The funeral service of Rev Billy Graham began with a dignified procession in which his coffin, a pine plywood casket made by inmates at the Louisiana State Penitentiary at Angola, was brought into the tent in the grounds of his library in Charlotte.
The invitation-only crowd of around 2,000 people included US president Donald Trump and his vice-president Mike Pence.
Musicians included Linda McCrary-Fisher, Michael W Smith and the Gaither Vocal Band, all friends who sang for Graham at his home in recent years.
Welcoming the congregation, Rev David Bruce read the ringing words from Scripture, 'I know that my Redeemer liveth.' Billy Graham's pastor Rev Donald Wilton spoke of the importance of the Bible to Graham and read Ephesians 2: 4-9, which speaks of the 'God, who is rich in mercy' and made us alive with Christ.
The congregation sang 'All hail the power of Jesus' name'.
Tributes were paid by Graham's family, beginning with his surviving sister, Jean Graham Ford, who spoke of how much she loved her brother. 'I was reminded when I heard my brother died of the hymn we used to sing, heaven came down and filled my soul with glory. One day heaven will come down and take me,' she said.
Billy Graham's eldest daughter, Gigi Graham, quoted a poem written by her mother at age 13, praying for her future husband; 'I'm grateful that God has brought them back together for eternity,' she said.

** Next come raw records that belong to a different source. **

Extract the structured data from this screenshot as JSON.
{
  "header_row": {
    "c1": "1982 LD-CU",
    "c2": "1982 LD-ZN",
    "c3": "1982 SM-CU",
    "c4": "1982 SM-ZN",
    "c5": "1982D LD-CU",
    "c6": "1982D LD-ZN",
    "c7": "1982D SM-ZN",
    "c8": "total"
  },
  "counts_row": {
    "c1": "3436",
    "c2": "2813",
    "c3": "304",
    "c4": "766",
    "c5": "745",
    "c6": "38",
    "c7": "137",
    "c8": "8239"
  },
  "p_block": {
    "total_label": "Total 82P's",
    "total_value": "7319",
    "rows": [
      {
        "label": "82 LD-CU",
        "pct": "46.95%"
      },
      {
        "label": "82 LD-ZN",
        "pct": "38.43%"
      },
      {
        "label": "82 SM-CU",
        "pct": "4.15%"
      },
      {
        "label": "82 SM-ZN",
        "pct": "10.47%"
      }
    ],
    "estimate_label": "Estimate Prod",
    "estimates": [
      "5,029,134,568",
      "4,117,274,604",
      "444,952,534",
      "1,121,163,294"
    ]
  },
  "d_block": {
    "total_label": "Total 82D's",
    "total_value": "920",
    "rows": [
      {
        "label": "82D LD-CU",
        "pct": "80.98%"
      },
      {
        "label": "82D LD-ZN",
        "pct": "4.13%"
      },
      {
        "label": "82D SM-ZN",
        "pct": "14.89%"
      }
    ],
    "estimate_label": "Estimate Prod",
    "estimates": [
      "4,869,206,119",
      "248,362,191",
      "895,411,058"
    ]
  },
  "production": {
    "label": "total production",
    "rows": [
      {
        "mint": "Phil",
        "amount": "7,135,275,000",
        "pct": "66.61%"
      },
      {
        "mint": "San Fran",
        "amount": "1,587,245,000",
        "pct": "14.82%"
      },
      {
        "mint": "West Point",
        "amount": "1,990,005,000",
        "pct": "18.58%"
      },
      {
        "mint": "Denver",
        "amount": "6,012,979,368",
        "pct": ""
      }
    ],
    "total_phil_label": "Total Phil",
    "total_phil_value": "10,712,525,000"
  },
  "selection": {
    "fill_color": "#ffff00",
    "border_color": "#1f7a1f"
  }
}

Anne Graham Lotz said her mother had taught her to love the Bible, while her father had taught her to think about it. She recalled how in his later years he would ask her to read from it and give him a 'full, 60-minute message'.
She said Billy Graham's death was 'as significant as his life'. The day of his death, February 21, was the day Jews focus on the death of Moses, she said, and her father, too, was a great liberator. She gave a vivid reading from 1 Corinthians 15.
Ruth Graham gave a moving testimony about her failed marriage and about how her father had welcomed her home.
Rev Ned Graham said his father was 'faithful, available and teachable', and thanked the congregation for their presence.
Rev Sami Dagher, a pastor and church-planter from Lebanon, paid tribute to Billy Graham. He said he was deeply respected in the Middle East and had taught by example, living a holy and blameless life. 'He was dependent completely on God,' he said. 'I do pray that God will bless America for giving the world such a great man.'
Rev Billy Kim from South Korea, a former president of the Baptist World Alliance, said Graham had had an impact on millions of lives. He said he had impacted on his own life, as his wife as a young woman had gone forward at one of his rallies. All of their children had dedicated themselves to serve God at other rallies, and the megachurches of South Korea owed their birth to him.
The Gaither Vocal Band sang the old crusade favourite, Because he lives, after which Indian evangelist Rev Robert Cunville prayed in thanksgiving for Billy Graham's life.
The address was given by Graham's son Rev Franklin Graham, founder of Samaritan's Purse and chief executive of the Billy Graham Evangelistic Association.
He spoke of how his parents had loved each other, and of how his mother's death had left 'a big hole' in his father's heart.
'The Billy Graham that the world saw on television, the Billy Graham that the world saw in the big stadiums, was the same Billy Graham we saw at home,' he said. 'All of us children came to see the world and our father in heaven through my father's eyes.'
He recalled his father's voice, 'booming, proclaiming the gospel of the Lord Jesus Christ'.
He said during the last few years of his life his father had become 'quiet' and that he had said very little at all during the last year: his mind was on heaven, he said, and now he was in the presence of God.
He continued: 'My father believed in heaven, he also believed in hell. Hell is reserved for the wicked for those who refuse to repent of their sins and acknowledge Jesus Christ as their Lord and Saviour.'
He urged the congregation to trust in Christ for salvation, saying there could be no better time than at Billy Graham's funeral.
The service concluded with the singing of another crusade hymn, To God be the glory and a benediction given by Rev George Battle. A piper in full Highland dress played hymns including Amazing Grace and I will sing the wondrous story.